Optimism is the word of the day for investors, with the stock markets showing positive signs in the past few days. China’s Commerce Ministry said that the negotiations held were “extensive, deep and detailed", while a US Trade representative spoke of "China's pledge to purchase a substantial amount of agricultural, energy, manufactured, and other products and services from the United States".
The drop in the Dollar is good – which may sound counter-intuitive – but it shows that investors are stepping away from the USD and reducing their dependency on it as a safe-haven. The reduction is also welcome in the face of growing US debts; a deal for which the restructuring of still has to be negotiated by President Trump. A weaker Dollar makes that debt and its interest payments cheaper.

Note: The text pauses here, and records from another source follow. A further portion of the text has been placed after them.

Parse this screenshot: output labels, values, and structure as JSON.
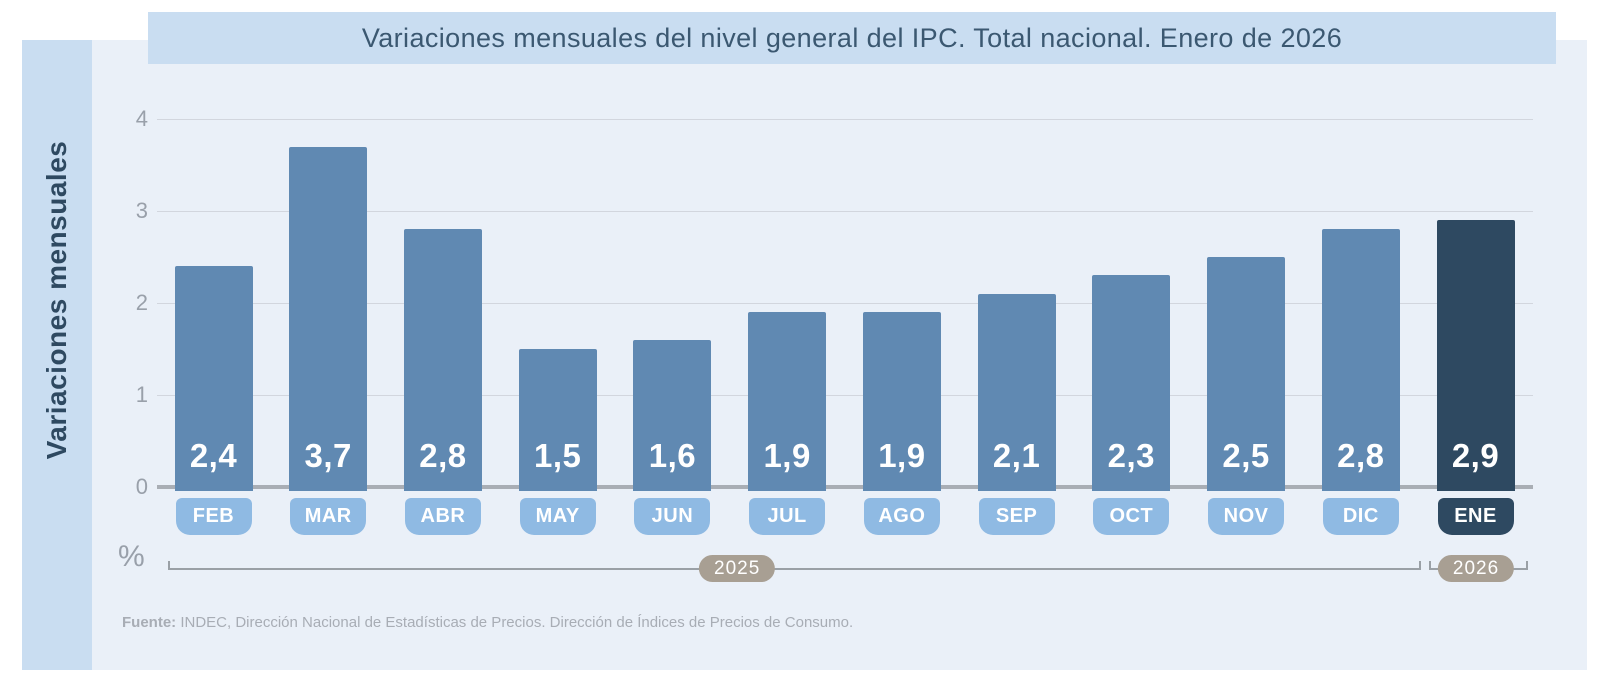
{
  "header": {
    "title": "Variaciones mensuales del nivel general del IPC. Total nacional. Enero de 2026"
  },
  "y_axis": {
    "title": "Variaciones mensuales",
    "unit_label": "%"
  },
  "chart_data": {
    "type": "bar",
    "title": "Variaciones mensuales del nivel general del IPC. Total nacional. Enero de 2026",
    "ylabel": "Variaciones mensuales",
    "y_unit": "%",
    "ylim": [
      0,
      4
    ],
    "yticks": [
      0,
      1,
      2,
      3,
      4
    ],
    "grid": true,
    "legend_position": "none",
    "categories": [
      "FEB",
      "MAR",
      "ABR",
      "MAY",
      "JUN",
      "JUL",
      "AGO",
      "SEP",
      "OCT",
      "NOV",
      "DIC",
      "ENE"
    ],
    "values": [
      2.4,
      3.7,
      2.8,
      1.5,
      1.6,
      1.9,
      1.9,
      2.1,
      2.3,
      2.5,
      2.8,
      2.9
    ],
    "value_labels": [
      "2,4",
      "3,7",
      "2,8",
      "1,5",
      "1,6",
      "1,9",
      "1,9",
      "2,1",
      "2,3",
      "2,5",
      "2,8",
      "2,9"
    ],
    "highlight_category": "ENE",
    "year_groups": [
      {
        "label": "2025",
        "from": "FEB",
        "to": "DIC"
      },
      {
        "label": "2026",
        "from": "ENE",
        "to": "ENE"
      }
    ]
  },
  "source": {
    "prefix": "Fuente:",
    "text": "INDEC, Dirección Nacional de Estadísticas de Precios. Dirección de Índices de Precios de Consumo."
  },
  "colors": {
    "banner_bg": "#c9ddf1",
    "panel_bg": "#eaf0f8",
    "bar": "#6089b2",
    "bar_highlight": "#2e4961",
    "month_chip": "#8fbae3",
    "month_chip_highlight": "#2e4961",
    "year_pill": "#a89f93",
    "title_text": "#3b5871",
    "axis_text": "#99a0aa",
    "gridline": "#d2d6de",
    "zero_line": "#a9aeb5",
    "bracket": "#9aa0a6",
    "source_text": "#a8adb5",
    "value_text": "#ffffff"
  }
}
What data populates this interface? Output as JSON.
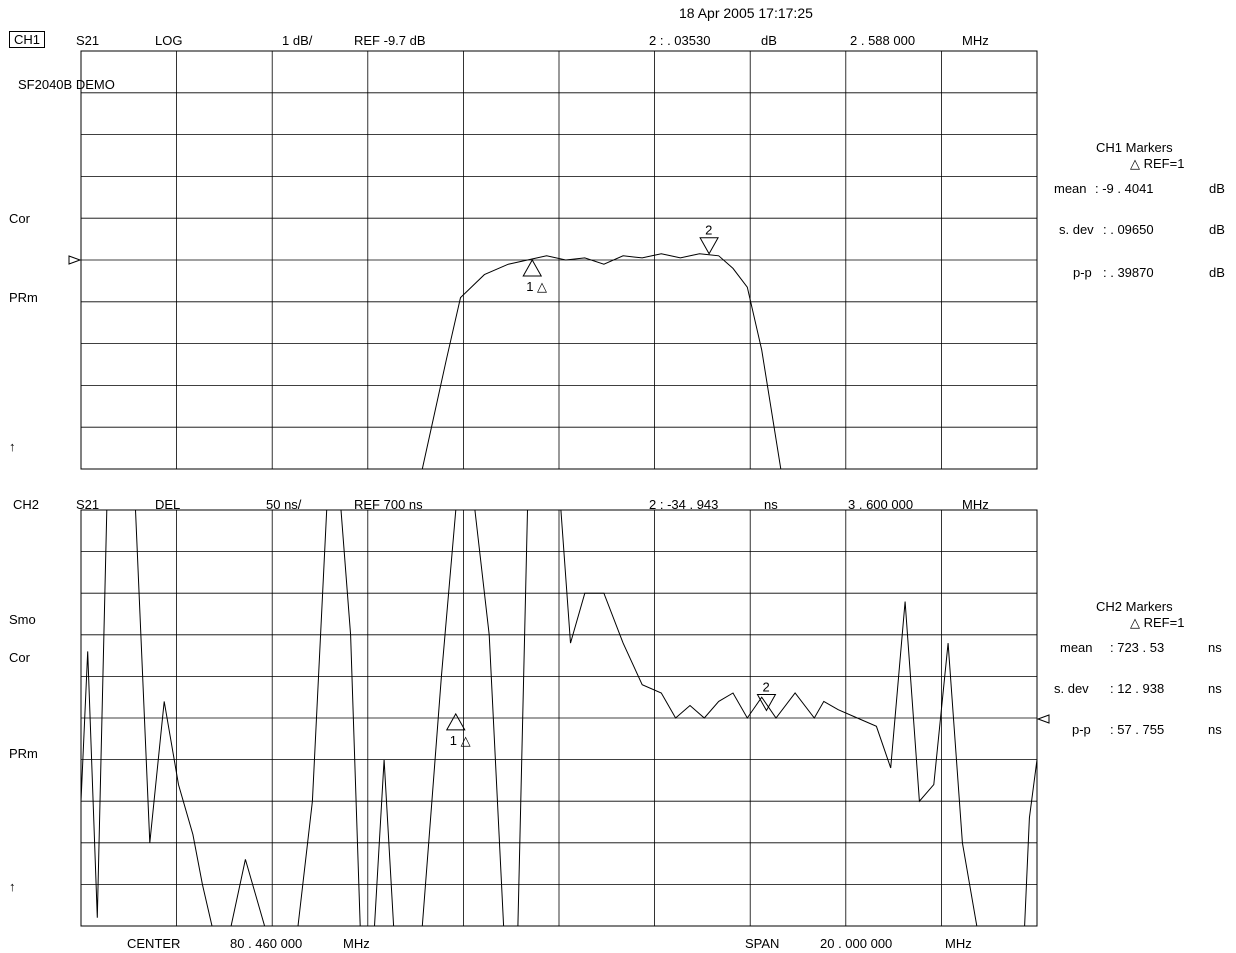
{
  "timestamp": "18 Apr 2005 17:17:25",
  "ch1": {
    "channel": "CH1",
    "param": "S21",
    "format": "LOG",
    "scale": "1 dB/",
    "ref": "REF -9.7 dB",
    "marker_readout": "2 : . 03530",
    "marker_unit": "dB",
    "marker_freq": "2 . 588  000",
    "marker_freq_unit": "MHz",
    "label": "SF2040B DEMO",
    "side_labels": [
      "Cor",
      "PRm",
      "↑"
    ],
    "stats_title": "CH1   Markers",
    "stats_ref": "△ REF=1",
    "stats": [
      {
        "label": "mean",
        "value": ": -9  . 4041",
        "unit": "dB"
      },
      {
        "label": "s. dev",
        "value": ": . 09650",
        "unit": "dB"
      },
      {
        "label": "p-p",
        "value": ": . 39870",
        "unit": "dB"
      }
    ],
    "marker1_label": "1 △",
    "marker2_label": "2"
  },
  "ch2": {
    "channel": "CH2",
    "param": "S21",
    "format": "DEL",
    "scale": "50 ns/",
    "ref": "REF 700 ns",
    "marker_readout": "2 : -34   . 943",
    "marker_unit": "ns",
    "marker_freq": "3 . 600   000",
    "marker_freq_unit": "MHz",
    "side_labels": [
      "Smo",
      "Cor",
      "PRm",
      "↑"
    ],
    "stats_title": "CH2   Markers",
    "stats_ref": "△ REF=1",
    "stats": [
      {
        "label": "mean",
        "value": ": 723  . 53",
        "unit": "ns"
      },
      {
        "label": "s. dev",
        "value": ": 12  . 938",
        "unit": "ns"
      },
      {
        "label": "p-p",
        "value": ": 57  . 755",
        "unit": "ns"
      }
    ],
    "marker1_label": "1 △",
    "marker2_label": "2"
  },
  "footer": {
    "center_label": "CENTER",
    "center_value": "80  . 460    000",
    "center_unit": "MHz",
    "span_label": "SPAN",
    "span_value": "20  . 000    000",
    "span_unit": "MHz"
  },
  "chart_data": [
    {
      "type": "line",
      "title": "",
      "xlabel": "",
      "ylabel": "",
      "xlim": [
        70.46,
        90.46
      ],
      "ylim": [
        -19.7,
        0.3
      ],
      "grid": true,
      "x_unit": "MHz",
      "y_unit": "dB",
      "series": [
        {
          "name": "",
          "points": [
            [
              70.46,
              -19.7
            ],
            [
              77.6,
              -19.7
            ],
            [
              78.1,
              -14.5
            ],
            [
              78.4,
              -11.5
            ],
            [
              78.9,
              -10.4
            ],
            [
              79.4,
              -9.9
            ],
            [
              79.8,
              -9.7
            ],
            [
              80.2,
              -9.5
            ],
            [
              80.6,
              -9.7
            ],
            [
              81.0,
              -9.6
            ],
            [
              81.4,
              -9.9
            ],
            [
              81.8,
              -9.5
            ],
            [
              82.2,
              -9.6
            ],
            [
              82.6,
              -9.4
            ],
            [
              83.0,
              -9.6
            ],
            [
              83.4,
              -9.4
            ],
            [
              83.8,
              -9.5
            ],
            [
              84.1,
              -10.1
            ],
            [
              84.4,
              -11.0
            ],
            [
              84.7,
              -14.0
            ],
            [
              85.1,
              -19.7
            ],
            [
              90.46,
              -19.7
            ]
          ]
        }
      ],
      "markers": [
        {
          "id": 1,
          "x": 79.9,
          "y": -9.7,
          "reference": true
        },
        {
          "id": 2,
          "x": 83.6,
          "y": -9.4
        }
      ]
    },
    {
      "type": "line",
      "title": "",
      "xlabel": "",
      "ylabel": "",
      "xlim": [
        70.46,
        90.46
      ],
      "ylim": [
        450,
        950
      ],
      "grid": true,
      "x_unit": "MHz",
      "y_unit": "ns",
      "series": [
        {
          "name": "",
          "points": [
            [
              70.46,
              600
            ],
            [
              70.6,
              780
            ],
            [
              70.8,
              460
            ],
            [
              71.0,
              950
            ],
            [
              71.6,
              950
            ],
            [
              71.9,
              550
            ],
            [
              72.2,
              720
            ],
            [
              72.5,
              620
            ],
            [
              72.8,
              560
            ],
            [
              73.0,
              500
            ],
            [
              73.2,
              450
            ],
            [
              73.6,
              450
            ],
            [
              73.9,
              530
            ],
            [
              74.3,
              450
            ],
            [
              75.0,
              450
            ],
            [
              75.3,
              600
            ],
            [
              75.6,
              950
            ],
            [
              75.9,
              950
            ],
            [
              76.1,
              800
            ],
            [
              76.3,
              450
            ],
            [
              76.6,
              450
            ],
            [
              76.8,
              650
            ],
            [
              77.0,
              450
            ],
            [
              77.6,
              450
            ],
            [
              77.8,
              600
            ],
            [
              78.0,
              750
            ],
            [
              78.3,
              950
            ],
            [
              78.7,
              950
            ],
            [
              79.0,
              800
            ],
            [
              79.3,
              450
            ],
            [
              79.6,
              450
            ],
            [
              79.8,
              950
            ],
            [
              80.5,
              950
            ],
            [
              80.7,
              790
            ],
            [
              81.0,
              850
            ],
            [
              81.4,
              850
            ],
            [
              81.8,
              790
            ],
            [
              82.2,
              740
            ],
            [
              82.6,
              730
            ],
            [
              82.9,
              700
            ],
            [
              83.2,
              715
            ],
            [
              83.5,
              700
            ],
            [
              83.8,
              720
            ],
            [
              84.1,
              730
            ],
            [
              84.4,
              700
            ],
            [
              84.7,
              725
            ],
            [
              85.0,
              700
            ],
            [
              85.4,
              730
            ],
            [
              85.8,
              700
            ],
            [
              86.0,
              720
            ],
            [
              86.3,
              710
            ],
            [
              86.7,
              700
            ],
            [
              87.1,
              690
            ],
            [
              87.4,
              640
            ],
            [
              87.7,
              840
            ],
            [
              88.0,
              600
            ],
            [
              88.3,
              620
            ],
            [
              88.6,
              790
            ],
            [
              88.9,
              550
            ],
            [
              89.2,
              450
            ],
            [
              90.2,
              450
            ],
            [
              90.3,
              580
            ],
            [
              90.46,
              650
            ]
          ]
        }
      ],
      "markers": [
        {
          "id": 1,
          "x": 78.3,
          "y": 705,
          "reference": true
        },
        {
          "id": 2,
          "x": 84.8,
          "y": 709
        }
      ]
    }
  ]
}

The markets were boosted last Friday as well, when Federal Reserve chairman Jerome Powell conceded that there were risks to the US economy and that the Fed would be patient in the face of policy decisions; a hint that the Reserve would not pursue as many interest rate rises as it had in 2018. This is significant because despite strong US jobs figures, the American economic boom period seems to be winding up. President Trump’s tax relief for the richest appears to be wearing off, with investment in the US coming down slowly but surely. A weaker Dollar would help businesses still afford to loan and invest.
The trade talk news is also welcome here in the UK, with the weak Pound doing little to benefit exports in the face of Brexit. As the Pound gains ground against the Dollar, investors may be reassured to return to the UK and invest in British businesses regardless of the ongoing political uncertainty.